Me fazes morrer sem ter um neto. Me fazes morrer. Aí, as pontadas!
Num dia de
sábado, em que as duas mulheres foram cedo para a missa das seis, pai e filho
tiveram um conversa decisiva.
– Meu pai,
dize-me tu, como aguentas viver com uma esposa como essa, por todos esses anos?

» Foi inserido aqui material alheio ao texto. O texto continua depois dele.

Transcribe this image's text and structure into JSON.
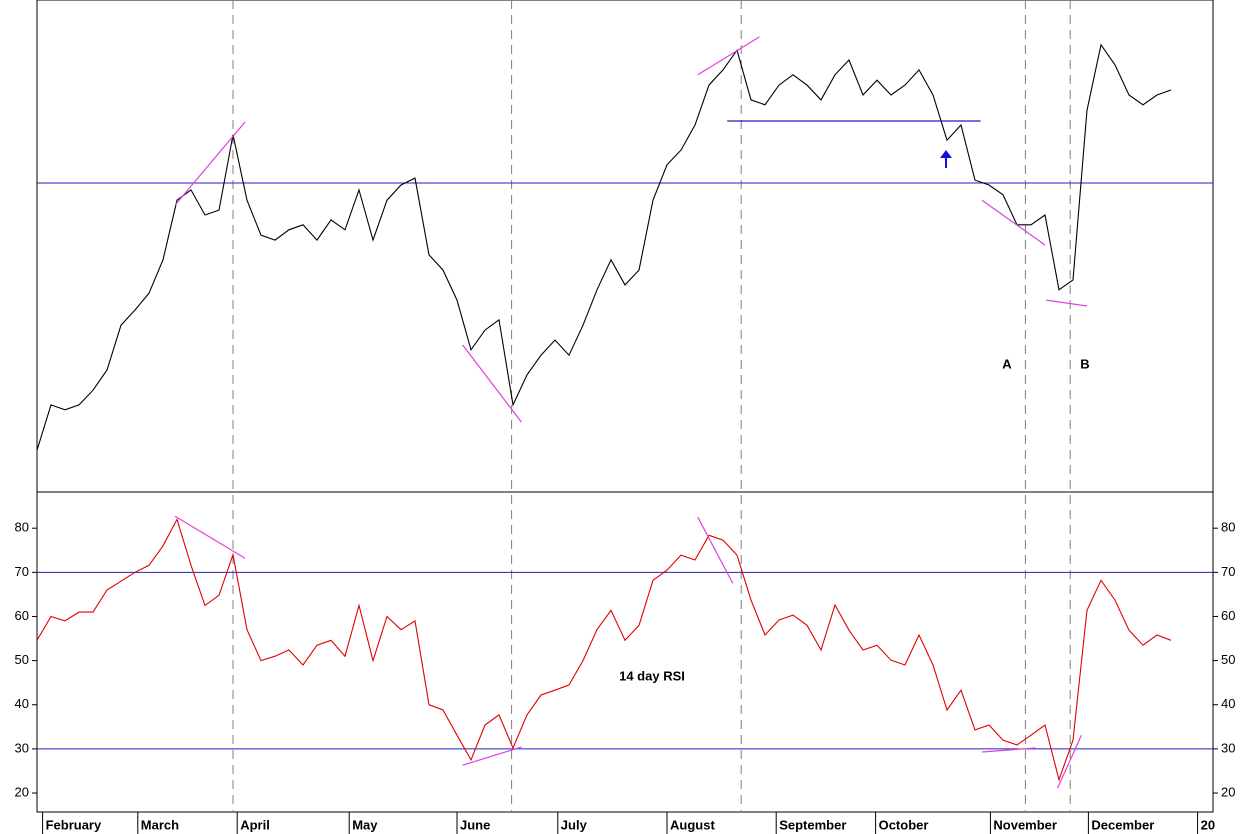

Eu estou começando a ver as mesmas coisas na minha e já não suporto mais. Decidi:
vou-me embora de Vouzela!
– Ah, pois que
estás certo, meu filho. Teu pai te compreende e te diz: vai-te logo enquanto é
tempo. Se ficares tempo demais, como eu fiquei, acabas te acostumando e nunca
mais consegues te libertar.
– Ora, meu pai, cá
me vejo eu surpreso! Não pensei que me apoiasses nisso. Achei que considerarias
loucura minha.
– Loucura será
se, podendo partir, ficares. Aproveita que és jovem e forte, já vais fazer
dezenove anos e já tens essa barba ramalhuda, toda crespa e esparramada. Ela te faz parecer mais velho do que és, ajuda
a impor respeito à tua figura.
– Isso é verdade, meu pai. Há uns gajos, lá na
Quinta, que, para diferenciar-me de meu pai, porque somos os dois João Maldonado,
estão a chamar-me de João Ramalhudo. E uma cachopinha, filha do tanoeiro, a
quem ando dando uns apertos lá no meio das oliveiras, chama-me agora Joãozinho
Ramalho.
– Ora, ora, isso
é divertido, mas até que te vai bem. João Ramalhudo. Ou João Ramalho, fica até
melhor. Um nome novo para uma vida nova! Não está mal, não está mal. Mas
dize-me tu, como e quando pretendes partir?
– Espero meu
aniversário de dezenove anos, no mês que vem. E aí vou-me a pretexto de que
consegui um grande emprego em Lisboa. Meu amigo Pedro Farias irá apresentar uma
carta de um tio seu, que vive na capital, propondo-nos trabalho com uma paga
muito elevada. É mentira, é claro. Mas a carta é verdadeira, já a recebemos
pelo mensageiro. De qualquer forma, é na casa desse tio de Pedro Farias que
iremos ficar nos primeiros tempos. Até que eu possa embarcar como grumete num navio
que parta para as novas terras que Pedro Álvares Cabral descobriu para nós, as
terras onde há o pau vermelho que vale como ouro para os que tingem tecidos, o
pau-brasil.
– Ah, com que
então estás de olho nas riquezas da nova colônia, hein, malandrote! Pois fazes
muito bem, tivesse eu tua idade e coragem, ia-me embora para essas terras de
futuro também. Mas dize-me, como te vais arranjar em Lisboa? Com que dinheiro
vais viver e comer, até que arranjes lugar num navio?
– Ah, meu pai,
andei escondendo algumas moedas de Catarina, vou vender meu cavalo e os arreios
e me arranjo com isso. Não preciso comer todos os dias, estou bem forte e
lustroso, posso agüentar um pouco de fome, a causa é nobre.